The Rio logo comes in the wake of London 2012 and so comparisons are inevitable. At a recent talk I asked the audience if they had disliked the London logo when it first appeared: the majority stuck their hands up. Then I asked them if they had changed their minds since: just a few hands remained aloft. London tore up the Great Sporting Event Logo Handbook. It almost willfully disregards the accepted way of these things: no overt geographical reference to the home city, no ‘welcoming, joyful’ attitude, no rounded, friendly organic shapes. It almost dares us to like it. And for many it remains an unmitigated design disaster.

Rio, on the other hand, seems to have gone too far in the other direction. If London is all bared teeth, Rio rolls over and wants us to tickle its tummy. Each organising committee requirement is present and correct: happy amorphous dancing people of the type seen in so many logos before (and, yes, as also seen in Matisse), soft edges where London is jagged and city landmark front and centre (though, I admit, I wouldn’t have recognised the Sugarloaf unprompted). But the Games don’t just belong to the organising committee, they belong to the citizens of the host city and, by extension, to the world.
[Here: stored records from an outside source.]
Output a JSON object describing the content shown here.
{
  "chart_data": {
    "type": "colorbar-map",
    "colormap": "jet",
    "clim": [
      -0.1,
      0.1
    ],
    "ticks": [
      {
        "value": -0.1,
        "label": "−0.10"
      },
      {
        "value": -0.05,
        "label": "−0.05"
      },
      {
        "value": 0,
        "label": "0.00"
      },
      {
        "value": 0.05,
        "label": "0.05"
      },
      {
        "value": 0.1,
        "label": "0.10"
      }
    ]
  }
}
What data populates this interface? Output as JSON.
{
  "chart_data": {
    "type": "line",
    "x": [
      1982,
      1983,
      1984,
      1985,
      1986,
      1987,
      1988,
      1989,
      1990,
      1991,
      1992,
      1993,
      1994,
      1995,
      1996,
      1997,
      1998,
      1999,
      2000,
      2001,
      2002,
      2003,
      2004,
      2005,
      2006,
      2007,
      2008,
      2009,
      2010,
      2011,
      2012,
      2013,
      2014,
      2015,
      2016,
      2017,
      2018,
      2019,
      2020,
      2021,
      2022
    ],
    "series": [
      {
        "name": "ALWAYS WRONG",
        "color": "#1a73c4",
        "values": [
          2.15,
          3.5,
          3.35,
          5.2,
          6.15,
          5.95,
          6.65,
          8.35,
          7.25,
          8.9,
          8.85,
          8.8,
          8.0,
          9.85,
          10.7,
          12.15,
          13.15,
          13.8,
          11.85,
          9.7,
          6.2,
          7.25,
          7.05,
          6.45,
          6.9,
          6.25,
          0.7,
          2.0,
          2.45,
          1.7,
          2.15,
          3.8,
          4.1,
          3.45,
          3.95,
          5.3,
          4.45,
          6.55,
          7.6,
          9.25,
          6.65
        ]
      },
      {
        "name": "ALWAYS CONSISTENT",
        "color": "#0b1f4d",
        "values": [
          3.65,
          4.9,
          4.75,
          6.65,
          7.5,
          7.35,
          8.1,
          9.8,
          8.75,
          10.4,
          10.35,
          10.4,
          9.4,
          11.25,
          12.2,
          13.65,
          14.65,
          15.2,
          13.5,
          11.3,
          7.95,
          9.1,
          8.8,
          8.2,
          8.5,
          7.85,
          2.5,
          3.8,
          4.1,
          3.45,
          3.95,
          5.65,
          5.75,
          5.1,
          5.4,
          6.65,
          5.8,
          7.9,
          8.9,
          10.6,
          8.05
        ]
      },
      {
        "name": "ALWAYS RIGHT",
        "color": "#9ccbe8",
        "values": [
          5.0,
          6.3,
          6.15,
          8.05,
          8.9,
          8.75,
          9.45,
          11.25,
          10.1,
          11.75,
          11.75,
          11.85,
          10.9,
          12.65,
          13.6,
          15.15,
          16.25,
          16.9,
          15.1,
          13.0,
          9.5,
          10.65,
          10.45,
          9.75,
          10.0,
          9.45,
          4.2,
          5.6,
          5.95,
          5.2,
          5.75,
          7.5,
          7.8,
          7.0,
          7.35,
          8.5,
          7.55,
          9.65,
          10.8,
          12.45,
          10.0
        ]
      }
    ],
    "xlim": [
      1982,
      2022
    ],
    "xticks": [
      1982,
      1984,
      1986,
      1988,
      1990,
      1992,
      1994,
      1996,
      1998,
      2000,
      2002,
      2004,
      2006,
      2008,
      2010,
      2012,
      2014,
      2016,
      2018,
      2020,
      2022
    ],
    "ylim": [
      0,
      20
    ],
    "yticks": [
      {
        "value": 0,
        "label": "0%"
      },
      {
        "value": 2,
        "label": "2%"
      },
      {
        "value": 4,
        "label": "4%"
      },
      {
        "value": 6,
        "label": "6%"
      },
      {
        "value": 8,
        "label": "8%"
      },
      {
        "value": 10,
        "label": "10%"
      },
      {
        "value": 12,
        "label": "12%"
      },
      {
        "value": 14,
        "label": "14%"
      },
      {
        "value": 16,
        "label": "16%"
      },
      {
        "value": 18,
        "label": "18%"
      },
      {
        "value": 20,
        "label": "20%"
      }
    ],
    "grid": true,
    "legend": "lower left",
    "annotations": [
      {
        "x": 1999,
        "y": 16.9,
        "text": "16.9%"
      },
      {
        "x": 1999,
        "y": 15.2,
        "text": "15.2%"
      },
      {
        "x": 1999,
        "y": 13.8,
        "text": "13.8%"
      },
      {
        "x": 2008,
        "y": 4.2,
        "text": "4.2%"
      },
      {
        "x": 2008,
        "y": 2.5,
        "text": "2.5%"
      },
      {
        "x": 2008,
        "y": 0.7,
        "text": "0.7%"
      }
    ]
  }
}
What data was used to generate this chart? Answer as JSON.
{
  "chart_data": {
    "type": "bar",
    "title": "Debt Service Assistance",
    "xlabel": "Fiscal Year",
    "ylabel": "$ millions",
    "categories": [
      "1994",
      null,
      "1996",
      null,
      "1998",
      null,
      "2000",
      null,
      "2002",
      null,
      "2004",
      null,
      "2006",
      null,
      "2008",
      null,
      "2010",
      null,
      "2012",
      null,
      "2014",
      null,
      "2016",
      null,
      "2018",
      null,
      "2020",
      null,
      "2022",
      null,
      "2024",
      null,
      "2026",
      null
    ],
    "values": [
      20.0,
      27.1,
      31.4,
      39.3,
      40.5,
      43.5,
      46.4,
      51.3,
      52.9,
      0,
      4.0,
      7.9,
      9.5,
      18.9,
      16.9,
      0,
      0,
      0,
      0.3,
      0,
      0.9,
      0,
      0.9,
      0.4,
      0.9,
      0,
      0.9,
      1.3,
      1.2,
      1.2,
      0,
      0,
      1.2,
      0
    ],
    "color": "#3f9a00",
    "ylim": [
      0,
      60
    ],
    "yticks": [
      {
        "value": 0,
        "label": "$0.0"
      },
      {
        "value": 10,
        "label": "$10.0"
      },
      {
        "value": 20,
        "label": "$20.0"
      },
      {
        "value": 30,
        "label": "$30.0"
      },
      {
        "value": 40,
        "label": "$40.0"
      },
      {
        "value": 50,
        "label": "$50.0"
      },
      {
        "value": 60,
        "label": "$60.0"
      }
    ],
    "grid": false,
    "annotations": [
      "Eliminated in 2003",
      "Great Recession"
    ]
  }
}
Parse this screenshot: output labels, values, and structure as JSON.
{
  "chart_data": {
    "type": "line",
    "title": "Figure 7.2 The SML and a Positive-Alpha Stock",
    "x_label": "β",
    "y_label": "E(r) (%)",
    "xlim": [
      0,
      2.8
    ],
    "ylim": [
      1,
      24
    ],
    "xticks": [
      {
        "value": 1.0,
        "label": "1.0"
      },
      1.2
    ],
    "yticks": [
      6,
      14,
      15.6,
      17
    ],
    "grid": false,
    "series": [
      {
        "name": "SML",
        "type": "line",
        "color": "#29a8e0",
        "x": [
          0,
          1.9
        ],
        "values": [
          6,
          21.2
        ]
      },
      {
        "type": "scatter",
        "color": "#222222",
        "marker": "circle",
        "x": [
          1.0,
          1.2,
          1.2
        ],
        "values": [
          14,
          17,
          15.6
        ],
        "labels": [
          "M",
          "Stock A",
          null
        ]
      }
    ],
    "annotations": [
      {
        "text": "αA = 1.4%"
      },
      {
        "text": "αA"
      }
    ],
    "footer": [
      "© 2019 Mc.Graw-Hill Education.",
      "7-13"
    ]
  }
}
I have no nationalistic agenda here – for all its daring the London logo remains damn ugly and I have yet to see it used happily by a third party nor brought to life in any dazzling manner. It’s not a question of whether one beats the other. And I can’t comment on whether it says ‘Rio’ – I’ve never been there – but it certainly says ‘Logo for major international sporting event’. Yes the Sugar loaf reference is clever, but the overall effect is disappointingly familiar. Perhaps it will fare better when animated or turned into public art, but in 2D form it’s just a little banal and forgettable.

Who knows what hoops Tátil had to jump through to get this far, though. Perhaps, somewhere among the early presentations, before everything was watered down and neutered, there was a fresher, more exciting take on the original idea. And perhaps these initial sketches provide a clue.

These roughs of the Sugarloaf reference are featured on the Brand New site. They’re just doodles, rushed and a bit clumsy. On their own they don’t look much but they emphasise that there is perhaps a strong, simple idea at the heart of this work. Is it too fanciful to imagine them as a starting point for an altogether warmer, more distinctive, less Photoshopped-to-within-an-inch-of-its-life route that could have given Rio something truly special?